Ce qui peut être pris en charge médicalement
| Cause suspectée | Signes fréquents | Prise en charge habituellement envisagée | Perspective de repousse |
|---|---|---|---|
| Teigne du cuir chevelu | Plaques squameuses, démangeaisons, cheveux cassés | Traitement antifongique prescrit par un médecin, parfois prélèvement | Souvent bonne si le traitement est précoce |
| Pelade | Plaques rondes nettes, peau d’aspect normal | Évaluation dermatologique, traitements locaux ou autres selon les cas | Variable, avec repousse possible mais rechutes possibles |
| Effluvium télogène | Chute diffuse après fièvre, stress physique ou émotionnel | Recherche du facteur déclencheur, surveillance, correction d’une carence si présente | Souvent favorable en quelques mois |
| Alopécie de traction | Zones clairsemées sur les bords, coiffures serrées | Réduction de la tension mécanique et soins plus doux | Bonne si la traction cesse tôt |
| Trichotillomanie | Plaques irrégulières, longueurs inégales | Approche comportementale et psychologique selon le contexte | Variable, dépend du trouble sous-jacent |
La chirurgie capillaire chez l’enfant reste exceptionnelle. Elle ne concerne pas les causes temporaires les plus fréquentes et ne se discute que dans des contextes très particuliers, après évaluation spécialisée. La grande majorité des situations relèvent d’abord du diagnostic, du traitement de la cause et du temps de repousse.
Les gestes quotidiens qui peuvent aider sans surpromesse
Les soins de base ne remplacent pas un diagnostic, mais ils limitent parfois l’aggravation mécanique. Un shampoing doux, un séchage sans friction et un brossage souple sont des mesures simples. Il est aussi utile d’éviter les coiffures qui tirent en continu.

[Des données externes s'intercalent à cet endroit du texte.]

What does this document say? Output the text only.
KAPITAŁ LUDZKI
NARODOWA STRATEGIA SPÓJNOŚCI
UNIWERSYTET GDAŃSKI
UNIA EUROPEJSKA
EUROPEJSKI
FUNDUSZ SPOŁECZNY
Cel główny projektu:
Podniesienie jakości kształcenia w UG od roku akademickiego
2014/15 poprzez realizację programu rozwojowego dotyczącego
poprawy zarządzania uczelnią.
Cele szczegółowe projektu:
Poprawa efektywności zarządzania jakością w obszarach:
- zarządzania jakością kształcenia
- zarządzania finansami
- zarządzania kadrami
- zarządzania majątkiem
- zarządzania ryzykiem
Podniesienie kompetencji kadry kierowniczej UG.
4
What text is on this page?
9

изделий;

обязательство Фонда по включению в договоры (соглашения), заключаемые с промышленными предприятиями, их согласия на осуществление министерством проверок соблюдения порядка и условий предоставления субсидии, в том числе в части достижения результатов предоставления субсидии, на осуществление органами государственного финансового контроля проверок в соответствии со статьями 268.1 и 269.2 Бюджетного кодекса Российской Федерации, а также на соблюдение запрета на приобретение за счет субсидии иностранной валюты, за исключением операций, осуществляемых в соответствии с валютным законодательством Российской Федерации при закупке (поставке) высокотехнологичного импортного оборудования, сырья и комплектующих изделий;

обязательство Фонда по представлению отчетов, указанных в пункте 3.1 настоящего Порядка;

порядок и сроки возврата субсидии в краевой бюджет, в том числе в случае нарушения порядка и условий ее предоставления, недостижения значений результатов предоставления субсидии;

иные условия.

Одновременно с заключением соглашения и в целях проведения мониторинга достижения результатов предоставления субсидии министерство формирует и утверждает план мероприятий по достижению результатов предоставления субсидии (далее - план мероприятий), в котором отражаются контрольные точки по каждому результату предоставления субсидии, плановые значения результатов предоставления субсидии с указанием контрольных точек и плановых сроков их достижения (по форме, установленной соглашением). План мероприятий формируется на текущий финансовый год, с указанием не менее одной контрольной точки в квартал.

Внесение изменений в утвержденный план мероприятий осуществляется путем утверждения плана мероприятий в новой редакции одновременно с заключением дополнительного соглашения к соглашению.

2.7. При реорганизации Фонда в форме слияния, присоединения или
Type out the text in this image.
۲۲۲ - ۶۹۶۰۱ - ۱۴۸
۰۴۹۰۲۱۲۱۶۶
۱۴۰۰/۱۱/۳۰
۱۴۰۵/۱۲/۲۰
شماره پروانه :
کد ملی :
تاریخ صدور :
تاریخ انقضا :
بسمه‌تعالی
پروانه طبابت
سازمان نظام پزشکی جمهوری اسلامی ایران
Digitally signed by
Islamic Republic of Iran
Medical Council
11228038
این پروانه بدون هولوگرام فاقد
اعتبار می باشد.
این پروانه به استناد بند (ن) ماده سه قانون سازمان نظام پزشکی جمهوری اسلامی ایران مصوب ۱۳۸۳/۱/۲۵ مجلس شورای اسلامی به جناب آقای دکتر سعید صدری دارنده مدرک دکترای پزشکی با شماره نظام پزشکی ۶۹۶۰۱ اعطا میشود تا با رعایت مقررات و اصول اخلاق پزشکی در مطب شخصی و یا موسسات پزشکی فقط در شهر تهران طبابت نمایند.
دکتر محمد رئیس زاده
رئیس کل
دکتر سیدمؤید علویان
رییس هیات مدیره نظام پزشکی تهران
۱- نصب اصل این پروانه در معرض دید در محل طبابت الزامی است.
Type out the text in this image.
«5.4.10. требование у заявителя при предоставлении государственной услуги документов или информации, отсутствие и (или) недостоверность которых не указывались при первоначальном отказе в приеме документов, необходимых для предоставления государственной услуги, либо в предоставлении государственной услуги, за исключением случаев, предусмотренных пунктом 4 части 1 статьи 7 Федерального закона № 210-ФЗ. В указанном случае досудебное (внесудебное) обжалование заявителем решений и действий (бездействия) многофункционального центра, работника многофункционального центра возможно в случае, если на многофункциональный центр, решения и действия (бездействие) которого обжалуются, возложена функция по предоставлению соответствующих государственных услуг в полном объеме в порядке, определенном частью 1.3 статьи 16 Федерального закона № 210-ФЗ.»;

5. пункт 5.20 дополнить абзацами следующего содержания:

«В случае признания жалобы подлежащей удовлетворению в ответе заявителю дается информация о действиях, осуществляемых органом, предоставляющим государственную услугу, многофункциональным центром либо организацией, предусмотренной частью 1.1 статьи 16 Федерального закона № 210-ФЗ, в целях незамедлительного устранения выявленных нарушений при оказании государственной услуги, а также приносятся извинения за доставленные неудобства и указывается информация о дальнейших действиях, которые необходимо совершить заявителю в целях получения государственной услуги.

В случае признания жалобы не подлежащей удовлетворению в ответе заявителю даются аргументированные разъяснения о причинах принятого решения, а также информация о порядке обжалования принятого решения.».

Pour les enfants plus jeunes, certaines routines sont proches de celles détaillées dans les soins des cheveux de bébé, avec une logique de douceur et de respect du cuir chevelu. Chez l’enfant plus grand, le principe reste le même : moins d’agression, plus de régularité.
Ce qu’il faut éviter face à une chute capillaire pédiatrique
Quelques idées reçues compliquent la situation. Couper les cheveux ne les fait pas repousser plus épais. Un chapeau ne provoque pas une alopécie, sauf s’il entraîne une friction ou une tension inhabituelle. Et les compléments ne corrigent pas automatiquement une chute dont la cause n’a pas été identifiée.
La prudence vaut aussi pour les produits présentés comme fortifiants. Chez l’enfant, le cuir chevelu est souvent plus sensible. Les huiles essentielles, les soins agressifs ou les lotions non adaptées peuvent irriter sans bénéfice démontré. Une routine simple est souvent plus cohérente qu’une accumulation de produits.
Quand consulter pour une perte de cheveux chez l’enfant
Une consultation est utile si la chute est rapide, localisée, associée à des démangeaisons, à des plaques, à une inflammation ou à des cheveux cassés. Elle l’est aussi si l’enfant a eu récemment une maladie importante, s’il présente une fatigue inhabituelle ou si un trouble du comportement est suspecté.
Une vigilance particulière s’impose aussi chez les enfants ayant une maladie chronique, un traitement en cours, ou une alimentation très restrictive. Dans ces cas, la chute capillaire peut faire partie d’un tableau plus large. La grossesse n’est évidemment pas concernée chez l’enfant, mais chez l’adolescente, tout contexte hormonal ou nutritionnel particulier peut aussi mériter un regard clinique précis.
La perte de cheveux chez l’enfant a souvent une cause identifiable, qu’elle soit infectieuse, auto-immune, nutritionnelle ou mécanique. Le mécanisme change selon les cas, et la forme de la chute donne déjà des indices utiles. Les données disponibles montrent qu’une part importante de ces situations est réversible, surtout quand la prise en charge est précoce. Les limites restent nettes : la repousse n’est ni immédiate ni uniforme, et certaines causes demandent un suivi prolongé. Une attention particulière s’impose en cas de plaques, démangeaisons, maladie chronique ou traitement en cours. Ce contenu a une visée informative et ne remplace pas un avis professionnel.